La tendance maoïste demeure l'un des témoins incontournables des nouvelles constructions politiques qui se construisent dès l'après-guerre que l'on a regroupées sous le nom de Nouvelle Gauche (désignant aussi bien une nouvelle extrême gauche plus libertaire, qu'une gauche du capital autogestionnaire). Le maoïsme français s'est formé sur trois générations successives ayant chacune des matrices politiques intellectuelles différentes mais suivant une construction cohérente: jusqu'à la rupture sino-soviétique en 1962 et l'exclusion des prochinois du PCF en 1963, il s'agissait de construire une opposition "stalinienne" au parti, s'appuyant sur des militants déçus de sa faiblesse et de sa compromission qui avait accepté le désarmement des résistants dans l'immédiate après-guerre, ainsi que son soutien au gouvernement pendant la guerre d'Algérie. Puis dans les années 1960 les étudiants normaliens ( Le Cercle d'Ulm puis suite à leur expulsion de l'UEC, l'Union des Jeunesses Communistes (marxiste-léniniste)) reprennent cette critique léniniste du PCF, ainsi que des positions anticoloniales et tentent de constituer une nouvelle ligne originale, inspiré par la relecture d'Althusser antihumaniste et scientifique du marxisme, au sein de l'Union des Etudiants Communistes, à l'époque laboratoire des nouvelles pensées critiques (eurocommunisme inspiré par le PCI, conseillisme, trotskisme, etc.). Enfin au contact de mai 68, cette ligne évolue pour devenir beaucoup plus libertaire et se concentrant sur des fronts dits secondaires (Mouvement de Libération des Femmes, Front Homosexuel d'Action Révolutionnaire, Mouvement des Travailleurs Arabes, Groupe d'Information sur les Prisons, Secours Rouge, etc. ). Si un certain nombre de points communs permettent de construire une cohérence globale dans la construction maoïsme français, il faut cependant intégrer qu'au lendemain de mai 68, avec l'éparpillement de tous les groupuscules maoïstes, plus grand chose permet finalement de relier des groupes aussi divers que les austères staliniens du PCML, les insurrectionnalistes de la Gauche Prolétarienne qui établissent un mariage étonnant entre l'avant-gardisme de Lénine et le spontanéisme de Rosa Luxembourg, les libertaires de Vive la Révolution finalement bien plus inspirés par le surréalisme et le situationnisme que par l'expérience chinoise, les nervis du Parti Communiste Révolutionnaire Marxiste-Léniniste, etc.

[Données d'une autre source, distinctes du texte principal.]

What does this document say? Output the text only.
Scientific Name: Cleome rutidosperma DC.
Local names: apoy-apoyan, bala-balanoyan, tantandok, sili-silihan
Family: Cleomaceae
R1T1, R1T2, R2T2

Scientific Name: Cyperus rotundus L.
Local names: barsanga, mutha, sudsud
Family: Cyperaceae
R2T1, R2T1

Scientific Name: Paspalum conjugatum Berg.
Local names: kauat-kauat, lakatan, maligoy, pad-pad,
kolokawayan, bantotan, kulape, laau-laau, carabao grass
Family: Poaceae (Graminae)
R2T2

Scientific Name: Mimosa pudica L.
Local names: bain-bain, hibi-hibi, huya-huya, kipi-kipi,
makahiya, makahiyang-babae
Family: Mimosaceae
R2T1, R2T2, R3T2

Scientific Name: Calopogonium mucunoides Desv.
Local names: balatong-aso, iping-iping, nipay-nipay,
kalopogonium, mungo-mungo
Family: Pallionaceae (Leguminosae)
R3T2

Toute une histoire, depuis le rassemblement des archives au début des années 1990, reste à écrire, mêlant histoire sociale, histoire des idées, histoire politique, histoire culturelle, philosophie, littérature, etc. Il est alors regrettable que depuis la parution de cet ouvrage en 1996 aucune étude ambitieuse n'ait vu le jour pour permettre de porter une analyse sur ce moment singulier qui encore aujourd'hui conserve une certaine influence. Chroniqueur des mouvements français situés à la gauche du PCF, Bourseiller rassemble ici une quantité impressionnantes d'archives, d'interviewes, des ouvrages des principaux acteurs, pour tenter de constituer une vaste et englobante histoire culturelle du maoïsme de 1963 jusqu'en 1978 (et plus ou moins jusqu'en 1996). Seulement, si l'ouvrage retrace assez fidèlement la construction historique des mouvements maoïstes dans toute leur diversité (quelques déséquilibres cependant, le PCMLF et Alain Badiou restent assez peu évoqués, alors que tout un chapitre est consacré aux intellectuels "démocrates": Sartre, Foucault, Sollers et Godard), ainsi que certains moments forts de l'activisme maoïste, Bourseiller n'est pas historien, et cela se ressent fort dans les quelques analyses qu'il amène.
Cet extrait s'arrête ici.